Study of viscoelastic behavior in an immersed boundary-Lagrangian mesh model

Many biological settings involve complex fluids that have non-Newtonian mechanical responses that arise from suspended microstructures. In this study, we compare Lagrangian mesh and Oldroyd-B formulations of non-Newtonian fluid-structure interaction in an immersed boundary framework. Significantly, we find remeshing, as well as fluid and/or mesh refinement increase the stability and accuracy of Lagrangian mesh simulations and produce results highly comparable with that of the Oldroyd-B model for test cases such as planar Poiseuille flow and Stokes' problems. Further investigations revealed the trade-offs between discretization error and CPU time consumption at various regridding frequencies and determined an optimal regridding interval. In addition, cases are compared at low Reynolds number and a fixed set of parameters including the Weissenberg number and the viscosity ratio.
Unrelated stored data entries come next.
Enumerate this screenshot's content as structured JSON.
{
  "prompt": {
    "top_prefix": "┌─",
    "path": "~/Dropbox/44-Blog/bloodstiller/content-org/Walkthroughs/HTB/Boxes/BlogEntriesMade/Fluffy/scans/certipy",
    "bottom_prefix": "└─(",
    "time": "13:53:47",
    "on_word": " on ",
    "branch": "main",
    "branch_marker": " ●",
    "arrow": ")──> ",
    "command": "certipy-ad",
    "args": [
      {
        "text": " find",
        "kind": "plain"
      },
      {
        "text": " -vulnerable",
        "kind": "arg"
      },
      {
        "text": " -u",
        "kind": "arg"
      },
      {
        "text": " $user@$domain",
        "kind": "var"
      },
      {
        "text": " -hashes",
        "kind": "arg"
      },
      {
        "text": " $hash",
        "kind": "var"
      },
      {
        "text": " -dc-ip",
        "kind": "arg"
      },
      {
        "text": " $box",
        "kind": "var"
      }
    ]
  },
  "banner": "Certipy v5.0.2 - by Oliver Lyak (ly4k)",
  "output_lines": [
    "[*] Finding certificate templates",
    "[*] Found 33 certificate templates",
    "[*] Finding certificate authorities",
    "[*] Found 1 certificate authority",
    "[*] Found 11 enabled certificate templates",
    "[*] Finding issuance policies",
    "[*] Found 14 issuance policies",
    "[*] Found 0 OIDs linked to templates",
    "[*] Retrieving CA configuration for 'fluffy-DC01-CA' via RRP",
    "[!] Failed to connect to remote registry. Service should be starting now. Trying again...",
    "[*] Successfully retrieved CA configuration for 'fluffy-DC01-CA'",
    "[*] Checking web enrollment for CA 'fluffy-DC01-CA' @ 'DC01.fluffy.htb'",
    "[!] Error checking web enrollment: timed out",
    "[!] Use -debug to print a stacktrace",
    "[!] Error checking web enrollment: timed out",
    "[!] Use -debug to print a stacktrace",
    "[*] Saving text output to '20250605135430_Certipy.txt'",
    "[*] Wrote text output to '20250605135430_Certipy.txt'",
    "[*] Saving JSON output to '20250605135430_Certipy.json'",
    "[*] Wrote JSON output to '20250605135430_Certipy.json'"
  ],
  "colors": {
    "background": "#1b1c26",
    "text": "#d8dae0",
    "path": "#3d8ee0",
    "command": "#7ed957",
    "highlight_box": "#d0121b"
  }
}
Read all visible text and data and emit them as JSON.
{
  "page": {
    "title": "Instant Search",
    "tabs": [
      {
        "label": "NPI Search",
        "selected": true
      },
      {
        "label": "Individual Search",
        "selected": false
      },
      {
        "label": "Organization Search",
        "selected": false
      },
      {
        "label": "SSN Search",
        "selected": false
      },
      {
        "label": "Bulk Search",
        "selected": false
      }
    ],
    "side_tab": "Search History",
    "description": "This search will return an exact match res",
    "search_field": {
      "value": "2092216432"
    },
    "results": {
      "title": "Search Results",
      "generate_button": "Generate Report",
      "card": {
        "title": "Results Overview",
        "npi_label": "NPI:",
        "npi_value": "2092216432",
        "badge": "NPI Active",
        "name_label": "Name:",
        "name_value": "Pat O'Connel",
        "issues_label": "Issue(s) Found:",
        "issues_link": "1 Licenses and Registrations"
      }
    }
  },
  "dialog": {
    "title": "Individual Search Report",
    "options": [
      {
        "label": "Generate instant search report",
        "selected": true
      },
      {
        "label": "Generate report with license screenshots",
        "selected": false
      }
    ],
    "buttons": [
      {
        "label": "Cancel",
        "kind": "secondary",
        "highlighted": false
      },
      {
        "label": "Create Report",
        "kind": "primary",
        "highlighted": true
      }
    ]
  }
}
The form of the mesh could be regarded as a coarse grain model of the physical structure of the viscoelastic component of the fluid and, in some contexts, distortion of the mesh may have a physical interpretation and regridding would be unnecessary. Modifications to the models are proposed with viscoelastic links and comparisons with properties of viscoelastic media such as mucus, biological tissues, and biofilms.